RFC: Bugzilla keyword definitions

Francois Gouget fgouget at codeweavers.com
Mon Jul 19 09:00:24 CDT 2021


On Mon, 19 Jul 2021, Paul Gofman wrote:

> On 7/19/21 15:30, Francois Gouget wrote:
> > On Tue, 6 Jul 2021, Francois Gouget wrote:
> > [...]
> >> * patch
> >>   | Bugs in this keyword contain a patch that are waiting for approval.
[...]
> I think the description does not match how this de facto used. AFAIK The
> keyword 'patch' used to be set now if the bug have just any patch
> attached which is supposed to be fixing the issue described in the bug
> report. This patch is not necessarily waiting for approval or is an
> upstream candidate at all.

Good.

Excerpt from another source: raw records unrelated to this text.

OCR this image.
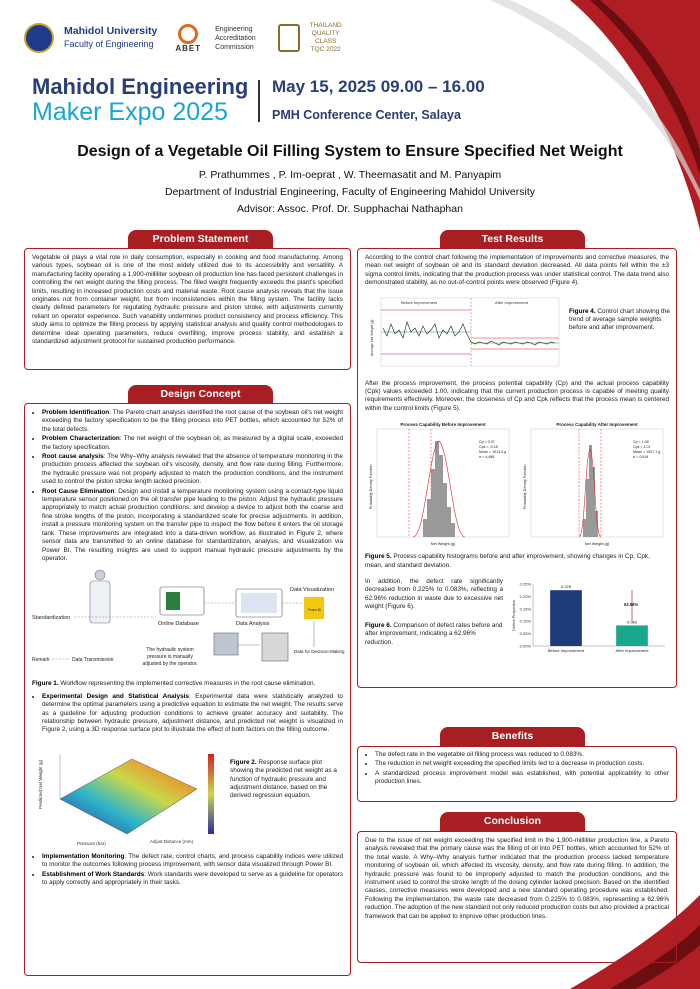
Mahidol University
Faculty of Engineering	ABET
Engineering
Accreditation
Commission
THAILAND
QUALITY
CLASS
TQC 2022
Mahidol Engineering
Maker Expo 2025
May 15, 2025 09.00 – 16.00
PMH Conference Center, Salaya
Design of a Vegetable Oil Filling System to Ensure Specified Net Weight
P. Prathummes , P. Im-oeprat , W. Theemasatit and M. Panyapim
Department of Industrial Engineering, Faculty of Engineering Mahidol University
Advisor: Assoc. Prof. Dr. Supphachai Nathaphan
Problem Statement
Vegetable oil plays a vital role in daily consumption, especially in cooking and food manufacturing. Among various types, soybean oil is one of the most widely utilized due to its accessibility and versatility. A manufacturing facility operating a 1,900-milliliter soybean oil production line has faced persistent challenges in controlling the net weight during the filling process. The filled weight frequently exceeds the plant's specified limits, resulting in increased production costs and material waste. Root cause analysis reveals that the issue originates not from container weight, but from inconsistencies within the filling system. The facility lacks clearly defined parameters for regulating hydraulic pressure and piston stroke, with adjustments currently reliant on operator experience. Such variability undermines product consistency and process efficiency. This study aims to optimize the filling process by applying statistical analysis and quality control methodologies to determine ideal operating parameters, reduce overfilling, improve process stability, and establish a standardized adjustment protocol for sustained production performance.
Design Concept
• Problem Identification: The Pareto chart analysis identified the root cause of the soybean oil's net weight exceeding the factory specification to be the filling process into PET bottles, which accounted for 52% of the total defects.
• Problem Characterization: The net weight of the soybean oil, as measured by a digital scale, exceeded the factory specification.
• Root cause analysis: The Why–Why analysis revealed that the absence of temperature monitoring in the production process affected the soybean oil's viscosity, density, and flow rate during filling. Furthermore, the hydraulic pressure was not properly adjusted to match the production conditions, and the instrument used to control the piston stroke length lacked precision.
• Root Cause Elimination: Design and install a temperature monitoring system using a contact-type liquid temperature sensor positioned on the oil transfer pipe leading to the piston. Adjust the hydraulic pressure appropriately to match actual production conditions, and develop a device to adjust both the coarse and fine stroke lengths of the piston, incorporating a standardized scale for precise adjustments. In addition, install a pressure monitoring system on the transfer pipe to inspect the flow before it enters the oil storage tank. These improvements are integrated into a data-driven workflow, as illustrated in Figure 2, where sensor data are transmitted to an online database for standardization, analysis, and visualization via Power BI. The resulting insights are used to support manual hydraulic pressure adjustments by the operator.
Standardization
Online Database	Data Analysis
Data Visualization
Power BI
Remark	Data Transmission
The hydraulic system
pressure is manually
adjusted by the operator.
Data for Decision-Making
Figure 1. Workflow representing the implemented corrective measures in the root cause elimination.
• Experimental Design and Statistical Analysis: Experimental data were statistically analyzed to determine the optimal parameters using a predictive equation to estimate the net weight. The results serve as a guideline for adjusting production conditions to achieve greater accuracy and suitability. The relationship between hydraulic pressure, adjustment distance, and predicted net weight is visualized in Figure 2, using a 3D response surface plot to illustrate the effect of both factors on the filling outcome.
Pressure (bar)	Adjust Distance (mm)
Predicted Net Weight (g)	Figure 2. Response surface plot showing the predicted net weight as a function of hydraulic pressure and adjustment distance, based on the derived regression equation.
• Implementation Monitoring: The defect rate, control charts, and process capability indices were utilized to monitor the outcomes following process improvement, with sensor data visualized through Power BI.
• Establishment of Work Standards: Work standards were developed to serve as a guideline for operators to apply correctly and appropriately in their tasks.
Test Results
According to the control chart following the implementation of improvements and corrective measures, the mean net weight of soybean oil and its standard deviation decreased. All data points fell within the ±3 sigma control limits, indicating that the production process was under statistical control. The data trend also demonstrated stability, as no out-of-control points were observed (Figure 4).
Before Improvement	After Improvement
Average Net Weight (g)
Figure 4. Control chart showing the trend of average sample weights before and after improvement.
After the process improvement, the process potential capability (Cp) and the actual process capability (Cpk) values exceeded 1.00, indicating that the current production process is capable of meeting quality requirements effectively. Moreover, the closeness of Cp and Cpk reflects that the process mean is centered within the control limits (Figure 5).
Process Capability Before Improvement
Cp = 0.37
Cpk = -0.18
Mean = 1913.6 g
σ = 4.488
Net Weight (g)
Probability Density Function
Process Capability After Improvement
Cp = 1.08
Cpk = 1.01
Mean = 1907.1 g
σ = 0.618
Net Weight (g)
Probability Density Function
Figure 5. Process capability histograms before and after improvement, showing changes in Cp, Cpk, mean, and standard deviation.
In addition, the defect rate significantly decreased from 0.225% to 0.083%, reflecting a 62.96% reduction in waste due to excessive net weight (Figure 6).
Figure 6. Comparison of defect rates before and after improvement, indicating a 62.96% reduction.
0.00%
0.05%
0.10%
0.15%
0.20%
0.25%
Defect Proportion
0.225
Before Improvement
0.083
After Improvement
62.96%
Benefits
• The defect rate in the vegetable oil filling process was reduced to 0.083%.
• The reduction in net weight exceeding the specified limits led to a decrease in production costs.
• A standardized process improvement model was established, with potential applicability to other production lines.
Conclusion
Due to the issue of net weight exceeding the specified limit in the 1,900-milliliter production line, a Pareto analysis revealed that the primary cause was the filling of oil into PET bottles, which accounted for 52% of the total waste. A Why–Why analysis further indicated that the production process lacked temperature monitoring of soybean oil, which affected its viscosity, density, and flow rate during filling. In addition, the hydraulic pressure was found to be improperly adjusted to match the production conditions, and the instrument used to control the stroke length of the dosing cylinder lacked precision. Based on the identified causes, corrective measures were developed and a new standard operating procedure was established. Following the implementation, the waste rate decreased from 0.225% to 0.083%, representing a 62.96% reduction. The adoption of the new standard not only reduced production costs but also provided a practical framework that can be applied to improve other production lines.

That matches what I think the definition should say.


[...]
> > Another question: should the patch be attached to the bug or is it 
> > sufficient to provide a link to a mailing list post?
> >
> > I'm leaning towards the former in which case the definition could be 
> > amended as such:
> >   | Bugs with this keyword contain an attachment with a proposed fix. 
> >   | The fix may be incomplete, break other applications or be otherwise 
> >   | unacceptable as long as it does fix the symptoms described in the 
> >   | bug and is not a pure workaround (such as altering Wine's behavior 
> >   | based on the executable filename, replacing an implemented function 
> >   | with a stub, etc.). 
> >
> If to choose one, I also think the former is a better option as quite
> often just a proof of concept hacky patch may be provided for
> illustration purposes

I think your use of 'former' is different from mine.
By "I'm leaning towards the former" I meant that I think it's better for 
the definition to explicitly require the patch to be attached to the 
bug (to avoid dead links as explained in another email).

It seems you meant something else but I got confused.